Well, the storm in the ring had blown itself out.
I was left to contemplate the defeat. My sense of invincibility had now gone, having been an unstoppable force for so long, and I was forced to think about how I had let a nation down, as a fresh storm brewed.
CHAPTER 9
Rebuilding
Defeat was hard for me to deal with but in the ring in Las Vegas that night, after I joked I’d slipped to Larry Merchant, I said I would fight on. That was never in any doubt. I was only twenty-eight, had just lost to the best fighter on the planet but I was still undefeated in my weight class.
Training camp had been okay for Floyd but when I look back, in hindsight, I’d love to have had the Billy Graham of the Kostya Tszyu fight training me. He was having painkilling injections in his hands and elbows and it wasn’t the same; but it was business as usual when we started again after Mayweather.
Ever since I was young I had wanted just three things, to be a world champion, support Man City and listen to Oasis. So here I was, not a world champion any longer but I had been, and I wanted to box at Manchester City. I ticked boxes as I went along: I’d boxed in Vegas, Madison Square Garden, in Manchester – and I still wanted to box at Man City.
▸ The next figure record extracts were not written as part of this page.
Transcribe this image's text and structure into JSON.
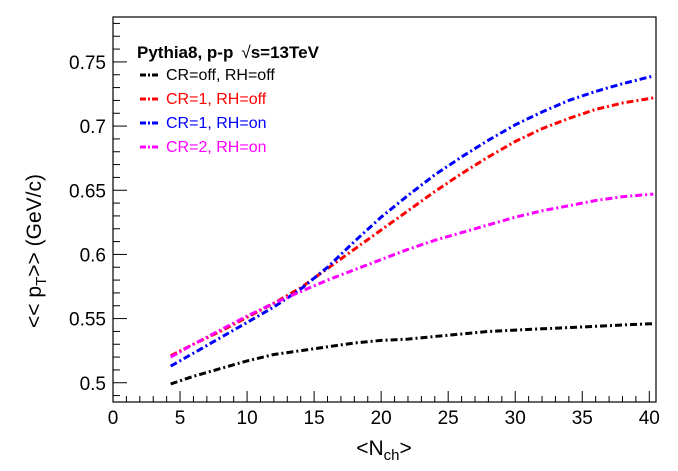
{
  "chart_data": {
    "type": "line",
    "title_prefix": "Pythia8, p-p",
    "title_sqrt": "√",
    "title_energy": "s=13TeV",
    "xlabel_main": "<N",
    "xlabel_sub": "ch",
    "xlabel_end": ">",
    "ylabel_pre": "<< p",
    "ylabel_sub": "T",
    "ylabel_post": ">>  (GeV/c)",
    "xlim": [
      0,
      40.5
    ],
    "ylim": [
      0.485,
      0.785
    ],
    "x_ticks": [
      0,
      5,
      10,
      15,
      20,
      25,
      30,
      35,
      40
    ],
    "x_tick_labels": [
      "0",
      "5",
      "10",
      "15",
      "20",
      "25",
      "30",
      "35",
      "40"
    ],
    "y_ticks": [
      0.5,
      0.55,
      0.6,
      0.65,
      0.7,
      0.75
    ],
    "y_tick_labels": [
      "0.5",
      "0.55",
      "0.6",
      "0.65",
      "0.7",
      "0.75"
    ],
    "legend_position": "top-left",
    "series": [
      {
        "name": "CR=off, RH=off",
        "color": "#000000",
        "x": [
          4.3,
          6,
          8,
          10,
          12,
          14,
          16,
          18,
          20,
          22,
          24,
          26,
          28,
          30,
          32,
          34,
          36,
          38,
          40.3
        ],
        "y": [
          0.499,
          0.505,
          0.511,
          0.517,
          0.522,
          0.525,
          0.528,
          0.531,
          0.533,
          0.534,
          0.536,
          0.538,
          0.54,
          0.541,
          0.542,
          0.543,
          0.544,
          0.545,
          0.546
        ]
      },
      {
        "name": "CR=1, RH=off",
        "color": "#ff0000",
        "x": [
          4.3,
          6,
          8,
          10,
          12,
          14,
          16,
          18,
          20,
          22,
          24,
          26,
          28,
          30,
          32,
          34,
          36,
          38,
          40.3
        ],
        "y": [
          0.521,
          0.53,
          0.54,
          0.551,
          0.562,
          0.574,
          0.589,
          0.604,
          0.619,
          0.634,
          0.649,
          0.663,
          0.676,
          0.688,
          0.698,
          0.706,
          0.713,
          0.718,
          0.722
        ]
      },
      {
        "name": "CR=1, RH=on",
        "color": "#0000ff",
        "x": [
          4.3,
          6,
          8,
          10,
          12,
          14,
          16,
          18,
          20,
          22,
          24,
          26,
          28,
          30,
          32,
          34,
          36,
          38,
          40.3
        ],
        "y": [
          0.513,
          0.523,
          0.535,
          0.547,
          0.559,
          0.573,
          0.59,
          0.61,
          0.629,
          0.646,
          0.662,
          0.676,
          0.689,
          0.701,
          0.711,
          0.72,
          0.727,
          0.733,
          0.739
        ]
      },
      {
        "name": "CR=2, RH=on",
        "color": "#ff00ff",
        "x": [
          4.3,
          6,
          8,
          10,
          12,
          14,
          16,
          18,
          20,
          22,
          24,
          26,
          28,
          30,
          32,
          34,
          36,
          38,
          40.3
        ],
        "y": [
          0.52,
          0.53,
          0.541,
          0.552,
          0.562,
          0.571,
          0.58,
          0.588,
          0.596,
          0.604,
          0.611,
          0.617,
          0.623,
          0.629,
          0.634,
          0.638,
          0.642,
          0.645,
          0.647
        ]
      }
    ]
  }
}
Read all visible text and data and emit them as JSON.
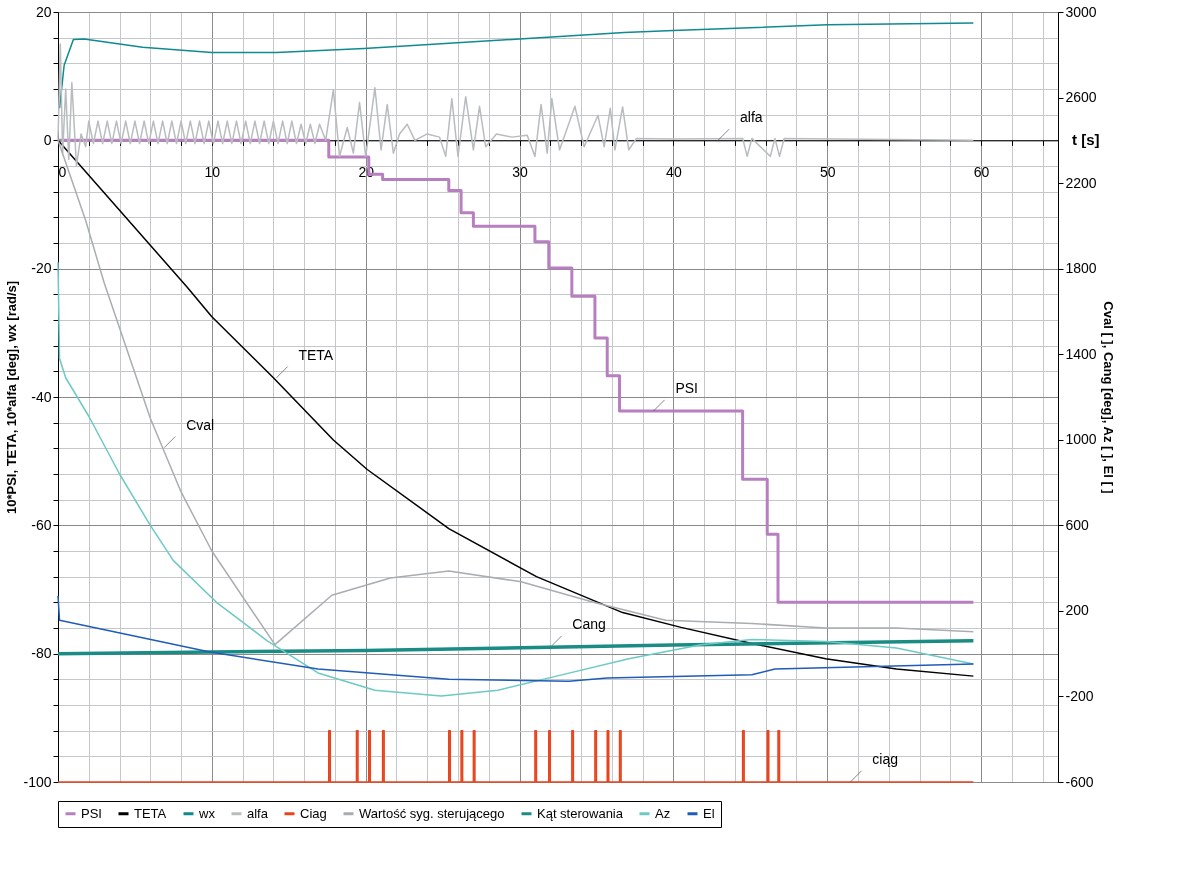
{
  "chart_data": {
    "type": "line",
    "xlabel": "t [s]",
    "ylabel": "10*PSI, TETA, 10*alfa [deg], wx [rad/s]",
    "y2label": "Cval [ ], Cang [deg], Az [ ], El [ ]",
    "xlim": [
      0,
      65
    ],
    "ylim": [
      -100,
      20
    ],
    "y2lim": [
      -600,
      3000
    ],
    "xticks": [
      0,
      {
        "value": 2,
        "label": null
      },
      {
        "value": 4,
        "label": null
      },
      {
        "value": 6,
        "label": null
      },
      {
        "value": 8,
        "label": null
      },
      10,
      {
        "value": 12,
        "label": null
      },
      {
        "value": 14,
        "label": null
      },
      {
        "value": 16,
        "label": null
      },
      {
        "value": 18,
        "label": null
      },
      20,
      {
        "value": 22,
        "label": null
      },
      {
        "value": 24,
        "label": null
      },
      {
        "value": 26,
        "label": null
      },
      {
        "value": 28,
        "label": null
      },
      30,
      {
        "value": 32,
        "label": null
      },
      {
        "value": 34,
        "label": null
      },
      {
        "value": 36,
        "label": null
      },
      {
        "value": 38,
        "label": null
      },
      40,
      {
        "value": 42,
        "label": null
      },
      {
        "value": 44,
        "label": null
      },
      {
        "value": 46,
        "label": null
      },
      {
        "value": 48,
        "label": null
      },
      50,
      {
        "value": 52,
        "label": null
      },
      {
        "value": 54,
        "label": null
      },
      {
        "value": 56,
        "label": null
      },
      {
        "value": 58,
        "label": null
      },
      60,
      {
        "value": 62,
        "label": null
      },
      {
        "value": 64,
        "label": null
      }
    ],
    "yticks": [
      -100,
      {
        "value": -96,
        "label": null
      },
      {
        "value": -92,
        "label": null
      },
      {
        "value": -88,
        "label": null
      },
      {
        "value": -84,
        "label": null
      },
      -80,
      {
        "value": -76,
        "label": null
      },
      {
        "value": -72,
        "label": null
      },
      {
        "value": -68,
        "label": null
      },
      {
        "value": -64,
        "label": null
      },
      -60,
      {
        "value": -56,
        "label": null
      },
      {
        "value": -52,
        "label": null
      },
      {
        "value": -48,
        "label": null
      },
      {
        "value": -44,
        "label": null
      },
      -40,
      {
        "value": -36,
        "label": null
      },
      {
        "value": -32,
        "label": null
      },
      {
        "value": -28,
        "label": null
      },
      {
        "value": -24,
        "label": null
      },
      -20,
      {
        "value": -16,
        "label": null
      },
      {
        "value": -12,
        "label": null
      },
      {
        "value": -8,
        "label": null
      },
      {
        "value": -4,
        "label": null
      },
      0,
      {
        "value": 4,
        "label": null
      },
      {
        "value": 8,
        "label": null
      },
      {
        "value": 12,
        "label": null
      },
      {
        "value": 16,
        "label": null
      },
      20
    ],
    "y2ticks": [
      -600,
      -200,
      200,
      600,
      1000,
      1400,
      1800,
      2200,
      2600,
      3000
    ],
    "grid": true,
    "legend": "bottom",
    "series": [
      {
        "name": "PSI",
        "type": "step",
        "color": "#b77fc0",
        "x": [
          0,
          17.6,
          20.2,
          21.1,
          25.4,
          26.2,
          27.0,
          31.0,
          31.9,
          33.4,
          34.9,
          35.7,
          36.5,
          44.5,
          46.1,
          46.8,
          59.5
        ],
        "values": [
          0,
          -2.6,
          -5.3,
          -6.1,
          -7.8,
          -11.3,
          -13.4,
          -15.8,
          -19.9,
          -24.3,
          -30.8,
          -36.7,
          -42.2,
          -52.8,
          -61.4,
          -72,
          -72
        ]
      },
      {
        "name": "TETA",
        "color": "#000000",
        "x": [
          0,
          1.0,
          8.4,
          10.0,
          14.0,
          17.9,
          20.1,
          25.4,
          31.1,
          36.7,
          40.5,
          45.1,
          49.9,
          54.5,
          59.5
        ],
        "values": [
          0,
          -2.7,
          -22.9,
          -27.5,
          -37,
          -46.7,
          -51.3,
          -60.5,
          -68,
          -73.6,
          -75.9,
          -78.4,
          -80.8,
          -82.4,
          -83.5
        ]
      },
      {
        "name": "wx",
        "color": "#0f8a8f",
        "x": [
          0.1,
          0.4,
          1.0,
          1.7,
          5.5,
          10,
          14.2,
          19.9,
          30,
          36.8,
          40,
          50,
          59.5
        ],
        "values": [
          5,
          11.7,
          15.7,
          15.8,
          14.5,
          13.7,
          13.7,
          14.3,
          15.8,
          16.8,
          17.1,
          18.0,
          18.3
        ]
      },
      {
        "name": "alfa",
        "color": "#b8bcbe",
        "x": [
          0,
          0.15,
          0.3,
          0.5,
          0.7,
          0.9,
          1.2,
          1.5,
          1.8,
          2.0,
          2.3,
          2.6,
          2.9,
          3.2,
          3.5,
          3.8,
          4.1,
          4.4,
          4.7,
          5.0,
          5.3,
          5.6,
          5.9,
          6.2,
          6.5,
          6.8,
          7.1,
          7.4,
          7.7,
          8.0,
          8.3,
          8.6,
          8.9,
          9.2,
          9.5,
          9.8,
          10.1,
          10.4,
          10.7,
          11.0,
          11.3,
          11.6,
          11.9,
          12.2,
          12.5,
          12.8,
          13.1,
          13.4,
          13.7,
          14.0,
          14.3,
          14.6,
          14.9,
          15.2,
          15.5,
          15.8,
          16.1,
          16.4,
          16.7,
          17.0,
          17.4,
          17.9,
          18.3,
          18.8,
          19.2,
          19.6,
          20.0,
          20.6,
          21.0,
          21.4,
          21.8,
          22.2,
          22.7,
          23.2,
          24,
          24.8,
          25.2,
          25.6,
          26.0,
          26.5,
          27.0,
          27.4,
          27.8,
          28.5,
          29.5,
          30.5,
          31.0,
          31.4,
          31.8,
          32.1,
          32.6,
          33.6,
          34.2,
          35.1,
          35.5,
          35.9,
          36.2,
          36.7,
          37.1,
          37.6,
          40,
          44.5,
          44.8,
          45.1,
          46.3,
          46.6,
          46.9,
          47.2,
          59.5
        ],
        "values": [
          0,
          15,
          -2,
          8,
          -3,
          9,
          -4,
          1,
          -1,
          3,
          -0.5,
          3,
          -0.5,
          3,
          -0.5,
          3,
          -0.5,
          3,
          -0.5,
          3,
          -0.5,
          3,
          -0.5,
          3,
          -0.5,
          3,
          -0.5,
          3,
          -0.5,
          3,
          -0.5,
          3,
          -0.5,
          3,
          -0.5,
          3,
          -0.5,
          3,
          -0.5,
          3,
          -0.5,
          3,
          -0.5,
          3,
          -0.5,
          3,
          -0.5,
          3,
          -0.5,
          3,
          -0.5,
          3,
          -0.5,
          3,
          -0.5,
          2.5,
          -0.5,
          2.5,
          -0.5,
          2.5,
          0,
          7.9,
          -2.5,
          2,
          -2,
          5.9,
          -2.5,
          8.2,
          -1.5,
          5.6,
          -2,
          1,
          2.5,
          0,
          1,
          0.5,
          -2.5,
          6.5,
          -2.5,
          6.8,
          -1.5,
          5.3,
          -1,
          1,
          0.5,
          0.8,
          -2.5,
          5.6,
          -2,
          6.5,
          -1.5,
          5.3,
          -1,
          3.9,
          -1,
          5,
          -1.5,
          5.2,
          -1.5,
          0.3,
          0.2,
          0.3,
          -2.5,
          0.3,
          -2.5,
          0.3,
          -2.5,
          0.3,
          0
        ]
      },
      {
        "name": "Ciag",
        "type": "step",
        "color": "#e8431c",
        "x": [
          0,
          17.6,
          17.7,
          19.4,
          19.5,
          20.2,
          20.3,
          21.1,
          21.2,
          25.4,
          25.5,
          26.2,
          26.3,
          27.0,
          27.1,
          31.0,
          31.1,
          31.9,
          32.0,
          33.4,
          33.5,
          34.9,
          35.0,
          35.7,
          35.8,
          36.5,
          36.6,
          44.5,
          44.6,
          46.1,
          46.2,
          46.8,
          46.9,
          59.5
        ],
        "values": [
          -100,
          -92,
          -100,
          -92,
          -100,
          -92,
          -100,
          -92,
          -100,
          -92,
          -100,
          -92,
          -100,
          -92,
          -100,
          -92,
          -100,
          -92,
          -100,
          -92,
          -100,
          -92,
          -100,
          -92,
          -100,
          -92,
          -100,
          -92,
          -100,
          -92,
          -100,
          -92,
          -100,
          -100
        ]
      },
      {
        "name": "Wartość syg. sterującego",
        "axis": "y2",
        "color": "#a9adb0",
        "x": [
          0,
          1.8,
          3.0,
          6.0,
          8.0,
          10,
          14.1,
          17.8,
          21.6,
          25.4,
          30.1,
          34.8,
          39.5,
          45.1,
          49.9,
          54.5,
          59.5
        ],
        "values": [
          2400,
          2025,
          1734,
          1101,
          756,
          480,
          42,
          273,
          354,
          387,
          336,
          240,
          156,
          141,
          120,
          120,
          102
        ]
      },
      {
        "name": "Kąt sterowania",
        "axis": "y2",
        "color": "#1a8c84",
        "x": [
          0,
          20,
          40,
          59.5
        ],
        "values": [
          0,
          15,
          40,
          60
        ]
      },
      {
        "name": "Az",
        "axis": "y2",
        "color": "#6cc9c5",
        "x": [
          0,
          0.1,
          0.5,
          2,
          4,
          6,
          7.5,
          10.3,
          13.6,
          16.9,
          20.6,
          24.9,
          28.6,
          32.4,
          37.1,
          41.8,
          45.1,
          49.9,
          54.5,
          59.5
        ],
        "values": [
          1830,
          1380,
          1290,
          1110,
          840,
          600,
          435,
          240,
          60,
          -90,
          -171,
          -198,
          -171,
          -105,
          -24,
          42,
          66,
          57,
          27,
          -48
        ]
      },
      {
        "name": "El",
        "axis": "y2",
        "color": "#1f5cb8",
        "x": [
          0,
          0.1,
          9.8,
          16.9,
          25.4,
          33.2,
          35.7,
          45.1,
          46.6,
          59.5
        ],
        "values": [
          270,
          156,
          9,
          -72,
          -120,
          -129,
          -114,
          -99,
          -72,
          -48
        ]
      }
    ],
    "annotations": [
      {
        "text": "alfa",
        "x": 42.9,
        "y": 0
      },
      {
        "text": "TETA",
        "x": 14.2,
        "y": -37
      },
      {
        "text": "PSI",
        "x": 38.7,
        "y": -42.2
      },
      {
        "text": "Cval",
        "x": 6.9,
        "y": -47.9
      },
      {
        "text": "Cang",
        "x": 32,
        "y": -79
      },
      {
        "text": "ciąg",
        "x": 51.5,
        "y": -100
      }
    ]
  }
}
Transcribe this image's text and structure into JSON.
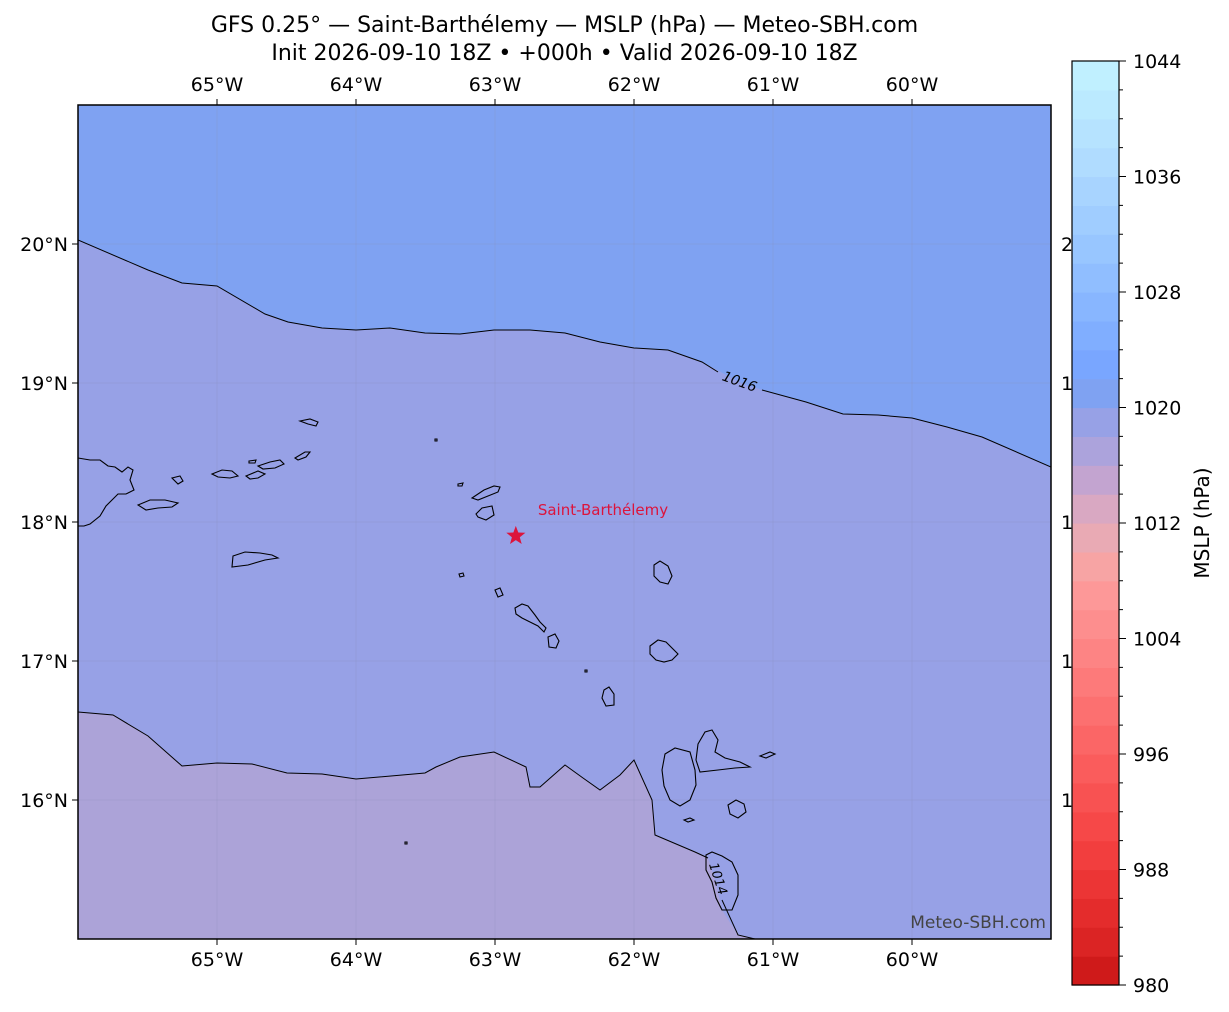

A few years ago, there had been talk of me and Junior Witter boxing at Maine Road, but now City were playing at the huge City of Manchester Stadium. I’d formed my own promotional group, Hatton Promotions, and we worked with Frank Maloney when I signed to fight Juan Lazcano, back at light-welterweight, at City’s ground. It was billed as my ‘Homecoming’ but I was coming off a defeat, and my return to box in Britain came after four fights in America. It had been three years since I’d fought Maussa in Sheffield.r />
When we first booked the stadium, guys in the team said to me, ‘If you get 35,000 here it will be unbelievable.’ That sounded good to me. But then more than 40,000 tickets were sold in six hours, and by the time the fight came, it had been sold out weeks in advance. There were 58,000 fans there.
Despite everything the Mayweather fight had been and its aftermath, it wasn’t hard to motivate myself once I eventually got back into the gym. In fact, the first time you come back from a defeat – and a knockout defeat at that – it is a very nervous time. And I did it in front of nearly 60,000 people. I don’t do things by halves, do I? The pressure was on.
Some people might say I can’t have been that nervous because I wore a fat sumo-suit into the arena, but it’s always been about the show for me. It’s about making it an occasion for the fans. It was, of course, a nod to the critics who continued to bang on about me putting weight on between fights.
On the undercard, IBF light-welterweight champion Paulie Malignaggi defeated tough Lovemore Ndou in a drab encounter on points that was remembered more for Paulie having to have his dreadlocks cut in between rounds so he could see what he was doing. Even after that he wasn’t much better. To compound the misery, Matthew lost that night, too, to Craig Watson in a challenge for the Commonwealth title.
I had been down in the dumps after the Mayweather fight, and I wanted to come back and look impressive. My feelings were that I wasn’t a welterweight, as shown to me by Collazo and now Mayweather, and I wanted to move back down to show I was still the best light-welterweight in the world. Lazcano was a good opponent, world-class in my eyes, but he was someone I was supposed to stop and look good against. That’s not how it panned out.